Property Taxes in Albania 2025: Complete Guide
Albania has some of the lowest property taxes in Europe. Discover what taxes apply when buying, owning, and renting out real estate in Albania.
Albania's tax regime is one of the main reasons European investors are looking south. Rates are flat, predictable, and significantly lower than in Germany, Italy, or France.
Tax when buying
New construction: 3% VAT-equivalent transfer fee, typically already included in the developer's price. Resale property: 2% capital gains tax paid by the seller; the buyer pays only ~0.5% in notary and registration fees.
Annual property tax
Owners pay an annual local tax based on the surface area and the city zone.

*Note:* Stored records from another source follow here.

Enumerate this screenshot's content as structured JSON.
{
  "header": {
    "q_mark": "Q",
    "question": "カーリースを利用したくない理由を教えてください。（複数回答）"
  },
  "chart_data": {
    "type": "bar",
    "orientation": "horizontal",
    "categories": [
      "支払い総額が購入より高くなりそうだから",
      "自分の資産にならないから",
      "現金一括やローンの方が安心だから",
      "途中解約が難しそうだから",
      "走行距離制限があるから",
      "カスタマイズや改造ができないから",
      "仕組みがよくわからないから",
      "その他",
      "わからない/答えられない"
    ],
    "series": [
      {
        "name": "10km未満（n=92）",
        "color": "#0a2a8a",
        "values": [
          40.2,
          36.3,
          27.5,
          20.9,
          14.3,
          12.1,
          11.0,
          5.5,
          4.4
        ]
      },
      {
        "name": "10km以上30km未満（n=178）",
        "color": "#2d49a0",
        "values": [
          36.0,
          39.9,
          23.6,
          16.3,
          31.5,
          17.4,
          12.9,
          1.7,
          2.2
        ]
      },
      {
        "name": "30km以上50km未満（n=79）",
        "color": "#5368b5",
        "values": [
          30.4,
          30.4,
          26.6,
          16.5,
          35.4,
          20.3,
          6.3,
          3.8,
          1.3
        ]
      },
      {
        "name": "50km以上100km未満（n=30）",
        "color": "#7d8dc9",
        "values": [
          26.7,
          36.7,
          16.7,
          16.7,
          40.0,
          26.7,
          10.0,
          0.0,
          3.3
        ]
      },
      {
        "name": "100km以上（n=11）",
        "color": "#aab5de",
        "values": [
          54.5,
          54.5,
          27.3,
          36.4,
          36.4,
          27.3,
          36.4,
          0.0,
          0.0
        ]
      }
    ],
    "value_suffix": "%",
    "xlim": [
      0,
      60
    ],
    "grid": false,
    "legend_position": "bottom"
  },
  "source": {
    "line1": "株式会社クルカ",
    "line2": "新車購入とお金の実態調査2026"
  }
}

For an average 80 m² apartment in Tirana the bill is €40–€90 per year — for a sea-view apartment in Sarandë usually under €60.
Tax on rental income
Short-term rental (Airbnb, Booking) is taxed at a flat 15% on net income after a 30% standard deduction for expenses. Long-term rental is taxed at 15% on net income with actual documented expenses.
Capital gains on resale
If you sell within the holding period, you pay 15% on the profit (sale price minus purchase price minus documented improvements). There is no progressive scaling.
Double taxation treaties
Albania has DTAs with 40+ countries including Germany, Netherlands, Italy, Austria, Switzerland and the UK. Rental income and capital gains are normally taxed in Albania only, then credited at home.
Bottom line
For a €150,000 apartment generating €12,000 in net short-term rental income, total annual tax exposure is roughly €1,300 — under 1% of asset value. This is what makes Albanian property such a compelling cash-flow play.